This weekend, the world will officially recognize Pope John Paul II as a saint. He was already considered a formidable communicator who connected with audiences in ways both moving and remarkably human.
I observed first-hand the Pope’s powers of communication while working in support of the US Catholic Conference during his 1987 and 1995 visits to the United States. For instance, I saw him tell students at the University of South Carolina, "It is wonderful to be young. It is wonderful to be young and to be a student. It is wonderful to be young and to be a student at the University of South Carolina." The response from the crowd was deafening.
After he grabbed their attention, the Pope delivered his central message about the students’ future obligations.
"Here in this center of higher education, you must prepare yourselves to make your own contribution to society," he said.
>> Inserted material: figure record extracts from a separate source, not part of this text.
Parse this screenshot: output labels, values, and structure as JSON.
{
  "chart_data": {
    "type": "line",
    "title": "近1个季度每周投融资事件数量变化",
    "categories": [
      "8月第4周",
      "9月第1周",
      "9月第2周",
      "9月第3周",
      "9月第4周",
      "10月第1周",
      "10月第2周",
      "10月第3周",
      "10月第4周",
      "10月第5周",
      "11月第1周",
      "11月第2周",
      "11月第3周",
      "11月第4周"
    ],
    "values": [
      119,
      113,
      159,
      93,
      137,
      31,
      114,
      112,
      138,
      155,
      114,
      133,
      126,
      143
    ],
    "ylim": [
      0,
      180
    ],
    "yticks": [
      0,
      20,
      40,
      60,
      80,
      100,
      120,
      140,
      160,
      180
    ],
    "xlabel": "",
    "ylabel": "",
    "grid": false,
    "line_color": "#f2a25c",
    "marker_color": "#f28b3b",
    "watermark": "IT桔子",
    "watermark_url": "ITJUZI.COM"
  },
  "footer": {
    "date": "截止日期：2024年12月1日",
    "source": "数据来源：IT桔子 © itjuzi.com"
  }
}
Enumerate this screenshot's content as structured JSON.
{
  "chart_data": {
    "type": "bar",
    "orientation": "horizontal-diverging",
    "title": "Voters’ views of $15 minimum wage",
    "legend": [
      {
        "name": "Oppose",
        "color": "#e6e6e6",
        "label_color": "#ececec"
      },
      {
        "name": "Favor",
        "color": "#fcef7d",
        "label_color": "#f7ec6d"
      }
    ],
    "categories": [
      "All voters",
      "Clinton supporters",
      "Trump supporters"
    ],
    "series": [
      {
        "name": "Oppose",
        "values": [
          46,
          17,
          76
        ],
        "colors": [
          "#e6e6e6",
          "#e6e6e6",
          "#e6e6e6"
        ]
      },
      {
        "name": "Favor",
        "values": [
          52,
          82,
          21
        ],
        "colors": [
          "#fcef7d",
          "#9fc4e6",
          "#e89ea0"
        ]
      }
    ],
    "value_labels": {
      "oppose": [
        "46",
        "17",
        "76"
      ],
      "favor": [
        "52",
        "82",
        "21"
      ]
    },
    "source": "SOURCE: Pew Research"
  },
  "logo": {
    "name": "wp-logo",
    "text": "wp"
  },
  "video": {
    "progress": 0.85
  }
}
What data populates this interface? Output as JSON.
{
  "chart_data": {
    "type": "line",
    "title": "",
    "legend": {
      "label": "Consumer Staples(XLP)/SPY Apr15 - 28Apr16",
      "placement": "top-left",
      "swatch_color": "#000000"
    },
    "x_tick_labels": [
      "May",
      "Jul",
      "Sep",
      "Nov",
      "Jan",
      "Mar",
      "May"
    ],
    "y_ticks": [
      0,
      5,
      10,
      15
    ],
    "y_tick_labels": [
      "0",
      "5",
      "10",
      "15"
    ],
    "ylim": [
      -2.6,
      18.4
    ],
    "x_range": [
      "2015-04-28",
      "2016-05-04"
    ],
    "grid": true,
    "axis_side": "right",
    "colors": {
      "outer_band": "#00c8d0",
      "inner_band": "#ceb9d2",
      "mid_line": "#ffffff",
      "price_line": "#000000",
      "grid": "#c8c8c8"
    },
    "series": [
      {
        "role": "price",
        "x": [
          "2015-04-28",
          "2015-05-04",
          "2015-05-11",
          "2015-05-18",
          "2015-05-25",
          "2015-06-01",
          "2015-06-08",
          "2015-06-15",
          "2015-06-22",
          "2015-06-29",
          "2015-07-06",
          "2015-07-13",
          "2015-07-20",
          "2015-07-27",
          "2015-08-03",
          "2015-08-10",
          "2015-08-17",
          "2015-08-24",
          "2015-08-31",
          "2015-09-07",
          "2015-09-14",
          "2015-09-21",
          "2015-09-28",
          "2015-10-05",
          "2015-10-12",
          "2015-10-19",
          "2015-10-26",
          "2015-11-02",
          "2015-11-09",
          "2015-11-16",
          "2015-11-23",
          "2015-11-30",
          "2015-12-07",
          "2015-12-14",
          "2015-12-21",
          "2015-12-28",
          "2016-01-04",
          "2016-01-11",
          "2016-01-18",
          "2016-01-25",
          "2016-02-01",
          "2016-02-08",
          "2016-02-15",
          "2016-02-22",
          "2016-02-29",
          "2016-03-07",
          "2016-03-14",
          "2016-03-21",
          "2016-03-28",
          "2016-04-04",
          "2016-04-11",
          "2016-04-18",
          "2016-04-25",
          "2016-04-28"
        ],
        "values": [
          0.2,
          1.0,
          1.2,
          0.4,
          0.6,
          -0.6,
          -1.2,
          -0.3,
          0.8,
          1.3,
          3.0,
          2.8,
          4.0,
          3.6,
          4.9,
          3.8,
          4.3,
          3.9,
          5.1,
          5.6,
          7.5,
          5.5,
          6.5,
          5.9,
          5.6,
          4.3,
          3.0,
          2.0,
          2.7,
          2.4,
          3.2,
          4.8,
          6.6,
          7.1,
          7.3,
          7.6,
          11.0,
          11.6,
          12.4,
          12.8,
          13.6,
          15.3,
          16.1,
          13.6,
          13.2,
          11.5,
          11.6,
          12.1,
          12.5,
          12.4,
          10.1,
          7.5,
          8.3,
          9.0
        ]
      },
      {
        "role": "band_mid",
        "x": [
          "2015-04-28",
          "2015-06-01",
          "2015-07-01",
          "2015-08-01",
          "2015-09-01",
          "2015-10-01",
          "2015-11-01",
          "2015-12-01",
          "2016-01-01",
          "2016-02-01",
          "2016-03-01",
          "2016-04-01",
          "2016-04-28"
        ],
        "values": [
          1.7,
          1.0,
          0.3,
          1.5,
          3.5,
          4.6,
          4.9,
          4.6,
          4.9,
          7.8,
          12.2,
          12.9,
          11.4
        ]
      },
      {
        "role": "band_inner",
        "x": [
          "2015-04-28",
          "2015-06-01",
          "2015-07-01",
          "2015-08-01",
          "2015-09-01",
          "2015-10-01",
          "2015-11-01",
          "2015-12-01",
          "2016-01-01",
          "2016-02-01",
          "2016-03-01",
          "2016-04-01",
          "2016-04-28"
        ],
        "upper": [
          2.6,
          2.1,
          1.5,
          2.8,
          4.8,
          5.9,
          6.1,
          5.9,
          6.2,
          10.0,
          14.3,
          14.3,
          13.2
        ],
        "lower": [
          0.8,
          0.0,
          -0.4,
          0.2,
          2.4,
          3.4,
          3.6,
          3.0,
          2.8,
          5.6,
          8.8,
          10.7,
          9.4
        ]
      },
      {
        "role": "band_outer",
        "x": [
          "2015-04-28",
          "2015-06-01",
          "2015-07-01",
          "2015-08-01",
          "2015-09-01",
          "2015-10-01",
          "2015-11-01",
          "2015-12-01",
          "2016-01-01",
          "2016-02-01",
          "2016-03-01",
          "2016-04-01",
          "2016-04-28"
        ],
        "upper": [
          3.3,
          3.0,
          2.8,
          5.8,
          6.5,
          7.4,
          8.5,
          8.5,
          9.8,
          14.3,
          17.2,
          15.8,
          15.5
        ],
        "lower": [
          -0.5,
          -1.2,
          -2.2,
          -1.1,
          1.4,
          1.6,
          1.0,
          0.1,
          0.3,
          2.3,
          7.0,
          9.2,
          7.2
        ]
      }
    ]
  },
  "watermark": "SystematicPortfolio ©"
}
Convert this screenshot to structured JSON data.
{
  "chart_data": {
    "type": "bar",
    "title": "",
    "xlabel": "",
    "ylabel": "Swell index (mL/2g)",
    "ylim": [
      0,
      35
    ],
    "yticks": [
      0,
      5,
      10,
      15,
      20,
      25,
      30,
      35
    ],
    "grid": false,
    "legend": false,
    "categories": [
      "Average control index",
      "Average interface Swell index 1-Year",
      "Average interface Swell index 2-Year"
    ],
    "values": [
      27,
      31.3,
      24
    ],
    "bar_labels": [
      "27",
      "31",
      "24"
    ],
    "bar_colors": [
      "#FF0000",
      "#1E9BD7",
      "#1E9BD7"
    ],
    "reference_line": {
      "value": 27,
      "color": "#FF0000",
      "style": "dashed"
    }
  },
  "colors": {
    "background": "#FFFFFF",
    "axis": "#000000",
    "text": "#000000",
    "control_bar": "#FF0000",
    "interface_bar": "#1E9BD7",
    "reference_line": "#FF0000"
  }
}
The Pope had come to the university to meet with leaders of 27 different religions. More than anything he said to the students, his purpose demonstrated the importance of dialogue and engagement even with those who might not share his views. The symbolism was hard to miss.
That event was part of a 10-city visit that included parades, huge outdoor masses, and intimate gatherings that filled his itinerary as well as the schedules of those of us who raced to keep up. Nearly 16,000 journalists were credentialed for the tour, and two jumbo jets were filled with media covering every stop. Agency folks directed by the staff of the US Catholic Conference managed this massive entourage.
The Pope’s ability to couple words with action made him compelling and inspirational all along the way. In Miami, the Pope met privately with President Ronald Reagan, who months earlier had delivered his famous "Tear Down This Wall" speech in Berlin. What followed was a collaboration that brought the Cold War to a peaceful conclusion. The words were powerful, but the shared actions made all the difference.
Beyond a sequence of meetings with the powerful, the trip showed the Pope’s devotion to all peoples, even those whose interests usually received scant attention. Outside of Monterey, California, he celebrated mass for rural farm workers. Entire families camped on hillsides throughout the night. These were people who might never visit Rome, but their Holy Father was coming to them. He spoke of their interests, but linked those concerns with essential values we all share.
"The land is God’s gift. From the beginning, God has entrusted it to the whole human race," he said. In that way, he joined the rights of farm workers with society’s obligation to protect the environment.
As professional communicators, we focus tremendous attention on our messages. We work hard to ensure our words are right and tested. Perhaps the greatest lesson of John Paul II on the occasion of his canonization is our responsibility to work just as hard to ensure the actions are equally precise.
Peter Stanton was responsible for media coverage logistics for Pope John Paul II’s 1987 visit to the United States. He handled similar responsibilities for John Paul II’s 1995 US visit and Pope Benedict XVI’s visit to New York in 2008. He is president and CEO of Stanton Communications.